In short, I am sensitive to space, can imagine how nice it would be to have a nice space, but don't feel that I must have a certain kind of space to work. All it needs to be is space. Everything after that is luxury, nice life but not necessarily work life. I don't envy it.
But with Morandi's paintings I do feel something like envy, a longing to have what he had, not the space but the sense of space. The interesting truth is he didn't have much space. Often the people toward whom I feel the strongest feeling like envy are the ones who make the best use of the worst space. Then I think they are so deep in what they do that the activity shapes the space to suit its needs.

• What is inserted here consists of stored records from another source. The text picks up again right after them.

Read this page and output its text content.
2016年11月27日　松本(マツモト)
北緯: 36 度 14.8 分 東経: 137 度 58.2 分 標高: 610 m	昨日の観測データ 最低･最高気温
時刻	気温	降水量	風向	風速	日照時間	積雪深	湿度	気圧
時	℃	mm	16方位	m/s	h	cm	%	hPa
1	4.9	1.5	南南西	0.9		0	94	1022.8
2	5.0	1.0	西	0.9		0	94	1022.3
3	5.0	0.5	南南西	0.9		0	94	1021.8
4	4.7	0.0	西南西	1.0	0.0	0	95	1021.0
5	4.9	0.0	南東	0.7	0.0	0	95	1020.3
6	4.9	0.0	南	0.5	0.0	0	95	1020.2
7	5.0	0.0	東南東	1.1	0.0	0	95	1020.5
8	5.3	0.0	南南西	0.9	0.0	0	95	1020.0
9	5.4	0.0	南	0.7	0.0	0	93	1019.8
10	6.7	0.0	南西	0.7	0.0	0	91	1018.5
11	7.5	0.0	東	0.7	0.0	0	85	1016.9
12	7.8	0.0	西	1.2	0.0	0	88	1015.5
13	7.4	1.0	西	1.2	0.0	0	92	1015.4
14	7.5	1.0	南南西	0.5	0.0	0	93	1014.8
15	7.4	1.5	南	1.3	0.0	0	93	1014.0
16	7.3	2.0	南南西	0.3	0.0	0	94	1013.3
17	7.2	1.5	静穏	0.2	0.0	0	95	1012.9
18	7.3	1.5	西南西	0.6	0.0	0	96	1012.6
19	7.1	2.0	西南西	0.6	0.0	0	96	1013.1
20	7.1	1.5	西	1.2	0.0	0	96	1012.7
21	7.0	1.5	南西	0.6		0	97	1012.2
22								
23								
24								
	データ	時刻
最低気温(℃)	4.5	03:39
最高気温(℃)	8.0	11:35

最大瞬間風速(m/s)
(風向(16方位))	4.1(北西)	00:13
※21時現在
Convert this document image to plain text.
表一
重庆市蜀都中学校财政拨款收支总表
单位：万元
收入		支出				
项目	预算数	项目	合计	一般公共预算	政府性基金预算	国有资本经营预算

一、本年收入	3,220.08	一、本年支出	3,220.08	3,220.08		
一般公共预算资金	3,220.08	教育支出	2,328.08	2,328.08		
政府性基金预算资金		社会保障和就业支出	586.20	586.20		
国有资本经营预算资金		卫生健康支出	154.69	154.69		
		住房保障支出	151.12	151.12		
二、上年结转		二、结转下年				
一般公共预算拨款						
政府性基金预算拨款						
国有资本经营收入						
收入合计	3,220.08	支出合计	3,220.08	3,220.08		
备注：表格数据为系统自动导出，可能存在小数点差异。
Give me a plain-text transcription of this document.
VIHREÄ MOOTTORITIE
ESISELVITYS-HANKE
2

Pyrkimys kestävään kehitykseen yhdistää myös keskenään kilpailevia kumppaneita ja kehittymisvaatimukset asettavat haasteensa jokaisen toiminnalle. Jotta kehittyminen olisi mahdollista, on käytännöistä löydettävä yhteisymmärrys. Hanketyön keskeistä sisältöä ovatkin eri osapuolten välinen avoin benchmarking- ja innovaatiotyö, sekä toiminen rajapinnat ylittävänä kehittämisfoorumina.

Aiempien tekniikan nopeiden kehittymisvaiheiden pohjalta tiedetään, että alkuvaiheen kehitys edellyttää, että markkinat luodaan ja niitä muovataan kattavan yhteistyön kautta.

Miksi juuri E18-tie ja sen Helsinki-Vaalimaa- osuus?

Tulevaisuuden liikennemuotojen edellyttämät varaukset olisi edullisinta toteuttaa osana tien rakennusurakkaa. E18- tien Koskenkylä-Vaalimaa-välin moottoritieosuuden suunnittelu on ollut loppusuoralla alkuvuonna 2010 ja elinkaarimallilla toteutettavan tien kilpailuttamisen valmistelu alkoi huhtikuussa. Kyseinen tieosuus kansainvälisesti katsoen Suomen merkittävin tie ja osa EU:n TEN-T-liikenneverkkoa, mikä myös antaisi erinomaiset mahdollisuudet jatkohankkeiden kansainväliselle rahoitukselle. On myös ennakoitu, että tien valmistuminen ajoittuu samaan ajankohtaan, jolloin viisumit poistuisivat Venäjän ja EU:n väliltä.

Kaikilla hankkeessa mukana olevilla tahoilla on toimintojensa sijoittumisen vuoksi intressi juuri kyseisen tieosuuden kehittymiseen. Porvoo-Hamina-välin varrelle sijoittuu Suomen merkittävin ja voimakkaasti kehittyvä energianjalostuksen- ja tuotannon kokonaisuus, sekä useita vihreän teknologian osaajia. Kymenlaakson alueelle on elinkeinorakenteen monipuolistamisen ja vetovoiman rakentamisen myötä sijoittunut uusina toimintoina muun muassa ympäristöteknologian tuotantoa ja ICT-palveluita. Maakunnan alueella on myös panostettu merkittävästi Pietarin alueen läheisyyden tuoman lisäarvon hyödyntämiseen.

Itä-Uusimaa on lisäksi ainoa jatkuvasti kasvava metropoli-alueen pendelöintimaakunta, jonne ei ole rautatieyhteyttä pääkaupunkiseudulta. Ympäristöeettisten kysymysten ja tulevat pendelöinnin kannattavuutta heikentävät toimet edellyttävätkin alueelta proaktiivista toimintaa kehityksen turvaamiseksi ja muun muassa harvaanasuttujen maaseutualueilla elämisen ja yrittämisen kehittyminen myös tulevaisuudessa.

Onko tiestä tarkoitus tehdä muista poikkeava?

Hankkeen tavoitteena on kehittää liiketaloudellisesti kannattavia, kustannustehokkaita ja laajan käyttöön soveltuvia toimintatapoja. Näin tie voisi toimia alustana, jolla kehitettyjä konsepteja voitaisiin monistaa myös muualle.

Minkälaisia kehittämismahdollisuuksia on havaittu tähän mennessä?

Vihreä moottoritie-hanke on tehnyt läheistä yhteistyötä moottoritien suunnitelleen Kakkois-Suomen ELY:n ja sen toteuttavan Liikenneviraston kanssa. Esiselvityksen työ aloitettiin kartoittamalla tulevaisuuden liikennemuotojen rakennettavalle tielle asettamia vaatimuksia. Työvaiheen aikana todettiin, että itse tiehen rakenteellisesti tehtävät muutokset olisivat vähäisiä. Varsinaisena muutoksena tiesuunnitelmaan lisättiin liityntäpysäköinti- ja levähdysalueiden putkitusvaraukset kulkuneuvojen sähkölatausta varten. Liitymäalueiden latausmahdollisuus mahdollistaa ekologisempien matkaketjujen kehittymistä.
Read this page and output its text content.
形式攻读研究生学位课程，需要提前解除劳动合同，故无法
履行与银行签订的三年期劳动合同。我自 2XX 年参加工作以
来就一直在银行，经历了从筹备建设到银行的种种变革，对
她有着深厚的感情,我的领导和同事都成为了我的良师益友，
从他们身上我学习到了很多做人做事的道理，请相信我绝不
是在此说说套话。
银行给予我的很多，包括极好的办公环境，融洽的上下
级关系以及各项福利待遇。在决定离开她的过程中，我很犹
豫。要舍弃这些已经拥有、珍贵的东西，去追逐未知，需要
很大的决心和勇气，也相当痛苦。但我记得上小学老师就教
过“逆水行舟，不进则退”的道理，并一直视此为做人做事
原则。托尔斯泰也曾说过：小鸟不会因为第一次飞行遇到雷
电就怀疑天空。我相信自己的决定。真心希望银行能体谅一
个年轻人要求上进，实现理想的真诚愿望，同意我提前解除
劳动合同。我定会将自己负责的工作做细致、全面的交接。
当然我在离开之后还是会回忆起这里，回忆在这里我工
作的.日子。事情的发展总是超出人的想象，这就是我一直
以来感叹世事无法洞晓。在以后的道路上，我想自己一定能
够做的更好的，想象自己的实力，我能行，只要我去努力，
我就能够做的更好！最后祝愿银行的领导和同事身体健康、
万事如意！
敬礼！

And there's a kind of integrity and purposefulness in that that I do envy, or wish I could emulate.
Morandi lived in the same apartment in Bologna for his entire life, with his three unmarried sisters and (while she was alive) his mother; his sisters all outlived him. His studio was a small room that he had to pass through his sisters' bedroom to get to. It was crowded with the bottles and bowls and objects that he used in his still lifes, and over everything there was a decades-long accumulation of dust. And yet his paintings have all this richly empty space in them.
There's a pursuit in his paintings. He's after things that you can only access by turning inward and probably spending a lot of time alone--if not physically alone at least with a certain amount of mental solitude and quiet. And it just amazes me that he can do this with just a few bottles and bowls and tea canisters. He used the same almost featureless objects over and over, but somehow each new arrangement of them matters, its uniqueness matters. It's like you look at the space between a bottle and a bowl in one of his watercolors and you're looking at infinite possibility as the fruit of attention and concentration. This concentration--on a few objects like what you'd pick up at a yard sale and the space around them (a very small space in reality in that small studio)--feels to me like a heightened state of being; it suggests all this rich potential in the mere act of seeing. For the sake of it, Morandi demanded little more out of life than the tiny studio, order and the time he needed, and not to be bothered.
Together with other concupiscences, shake off that which commeth from the approbation of others. And touching your knowledge and sufficiencie, take you no care of them, they will lose no whit of their effect; if your selfe be anything the better for them. Remember but him, who being demanded to what purpose he toyled so much about an art, which could by no meanes come to the knowledge of many: 'Few are enow for me; one will suffice, yea, lesse than one will content me,' answered he. He said true: you and another are a sufficient theatre one for another; or you to your selfe alone.